Les types de disparition et ses principes de multiplication

La disparition est presque toujours à l’origine des enquêtes menées par le commissaire Erlendur Svenson, à moins qu’elle ne produise un rebondissement au cours de ses recherches. Deux types de disparition se distinguent : celles où le corps est présent, mais pas le nom, comme pour le squelette inconnu qui lance le récit de La Femme en vert ; et celles où le nom est connu, mais où le corps fait défaut, comme c’est le cas des deux jeunes adultes de l’intrigue secondaire de Hypothermie. Si l’on considère que l’identité d’une personne est dépendante de son apparence et aussi de son état civil, la disparition devient l’épiphénomène d’une incomplétude identitaire. Parmi les différentes acceptions du mot « disparition » en islandais, on pourrait à ce sujet retenir gangayifr, c’est-à-dire « cesser d’exister ». Non pas simplement mourir, mais perdre réellement une vie aussi bien corporelle qu’identitaire et par conséquent ne pas pouvoir réellement mourir. Dans les romans d’Indridason, ce n’est que lorsque la matérialité du corps et la conceptualisation de l’identité sont réunies dans le rituel funèbre que le décès peut réellement être accepté. Ainsi en est-il de l’enterrement de sa supérieure Marion Briem, auquel assiste solitairement Erlendur : « Ce ne fut qu’alors qu’il se tenait là, tout seul avec cette urne entre les mains, qu’il prit réellement conscience que c’était terminé. » (Indridason, 2009, p. 331)

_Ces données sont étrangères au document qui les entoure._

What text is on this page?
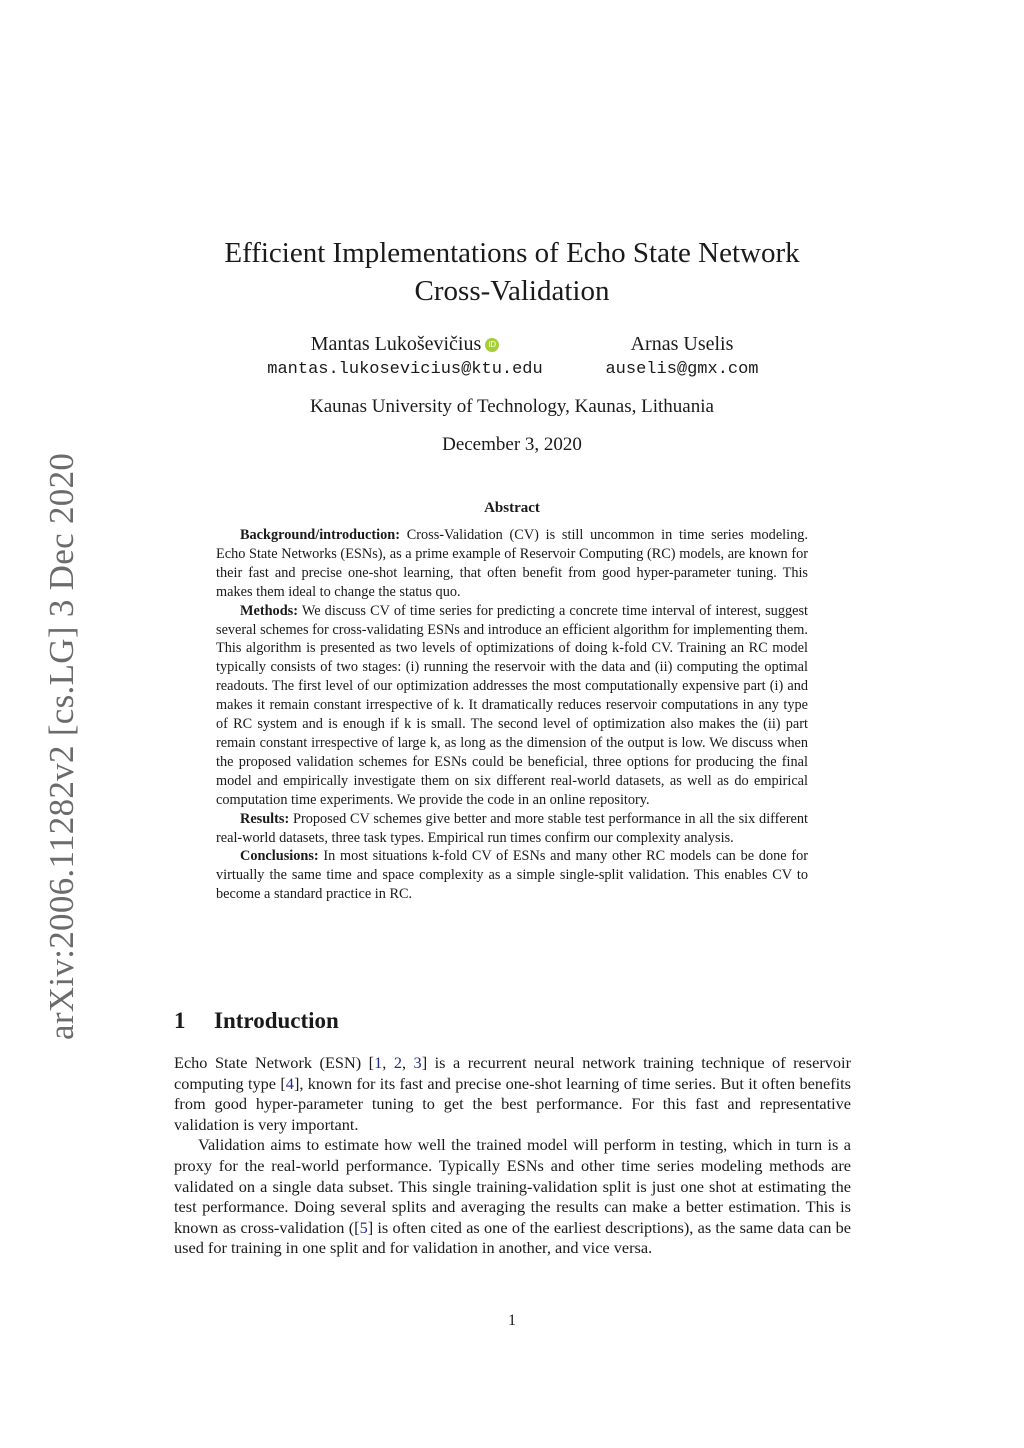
arXiv:2006.11282v2 [cs.LG] 3 Dec 2020
Efficient Implementations of Echo State Network
Cross-Validation
Mantas Lukoševičius iD
mantas.lukosevicius@ktu.edu
Arnas Uselis
auselis@gmx.com
Kaunas University of Technology, Kaunas, Lithuania
December 3, 2020
Abstract

Background/introduction: Cross-Validation (CV) is still uncommon in time series modeling. Echo State Networks (ESNs), as a prime example of Reservoir Computing (RC) models, are known for their fast and precise one-shot learning, that often benefit from good hyper-parameter tuning. This makes them ideal to change the status quo.

Methods: We discuss CV of time series for predicting a concrete time interval of interest, suggest several schemes for cross-validating ESNs and introduce an efficient algorithm for implementing them. This algorithm is presented as two levels of optimizations of doing k-fold CV. Training an RC model typically consists of two stages: (i) running the reservoir with the data and (ii) computing the optimal readouts. The first level of our optimization addresses the most computationally expensive part (i) and makes it remain constant irrespective of k. It dramatically reduces reservoir computations in any type of RC system and is enough if k is small. The second level of optimization also makes the (ii) part remain constant irrespective of large k, as long as the dimension of the output is low. We discuss when the proposed validation schemes for ESNs could be beneficial, three options for producing the final model and empirically investigate them on six different real-world datasets, as well as do empirical computation time experiments. We provide the code in an online repository.

Results: Proposed CV schemes give better and more stable test performance in all the six different real-world datasets, three task types. Empirical run times confirm our complexity analysis.

Conclusions: In most situations k-fold CV of ESNs and many other RC models can be done for virtually the same time and space complexity as a simple single-split validation. This enables CV to become a standard practice in RC.

1 Introduction

Echo State Network (ESN) [1, 2, 3] is a recurrent neural network training technique of reservoir computing type [4], known for its fast and precise one-shot learning of time series. But it often benefits from good hyper-parameter tuning to get the best performance. For this fast and representative validation is very important.

Validation aims to estimate how well the trained model will perform in testing, which in turn is a proxy for the real-world performance. Typically ESNs and other time series modeling methods are validated on a single data subset. This single training-validation split is just one shot at estimating the test performance. Doing several splits and averaging the results can make a better estimation. This is known as cross-validation ([5] is often cited as one of the earliest descriptions), as the same data can be used for training in one split and for validation in another, and vice versa.

1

Le fait qu’une disparition soit difficile à accepter à cause d’un manque d’éléments ne permettant pas de faire pleinement le deuil est bien sûr un lieu commun. Cependant, elle peut sévir à des niveaux où on ne l’attendait pas, se manifestant parfois alors qu’il n’y a pas de dissociation corps-nom apparente, comme c’est le cas pour le suicide3. Les disparitions paraissent s’engendrer les unes les autres, selon un principe de contagion : le squelette dans La Femme en vert, qui renvoie à une disparition passée ayant eu lieu une quarantaine d’années auparavant, permet d’attirer l’attention sur une autre disparition qui vient de se produire au moment où commence l’enquête. Ainsi, lorsqu’une disparition ne connaît pas de solution, elle continue de hanter les survivants et les pousse à provoquer à leur tour des disparitions, comme dans La Femme en vert où le fils répète les gestes violents du père. L’idée de transmission est particulièrement visible à travers la présence des enfants : ce sont eux qui sont le plus durablement affectés par le traumatisme, comme le jeune Nyran qui disparaît dans Hiver arctique pour pouvoir venger son frère4. Chaque disparition ne semble ainsi que le résultat de la répétition traumatique d’une autre5. La propre obsession d’Erlendur est directement en lien avec une disparition dont il a lui-même subi les conséquences psychologiques pour n’avoir pas su l’empêcher : celle de son petit frère, dont il a laissé glisser la main lors d’une tempête de neige. Le corps n’a jamais été retrouvé, et Erlendur continue de se rendre régulièrement sur les lieux dans l’espoir vain mais tenace de trouver une explication. C’est là le symptôme d’un traumatisme qu’il ne semble pas possible de dépasser et qui le condamne, selon une approche psychanalytique, à répéter le refoulé dans le présent plutôt qu’à se le remémorer comme un fragment du passé. L’expérience fait retour, évacuant la mémoire consciente au profit d’une reproduction inconsciente. Erlendur reproduit effectivement le geste d’abandon qu’il a connu en disparaissant à son tour de la vie de ses enfants6, et développe une obsession qui dénote un rapport faussé avec la mémoire, pour des événements similaires.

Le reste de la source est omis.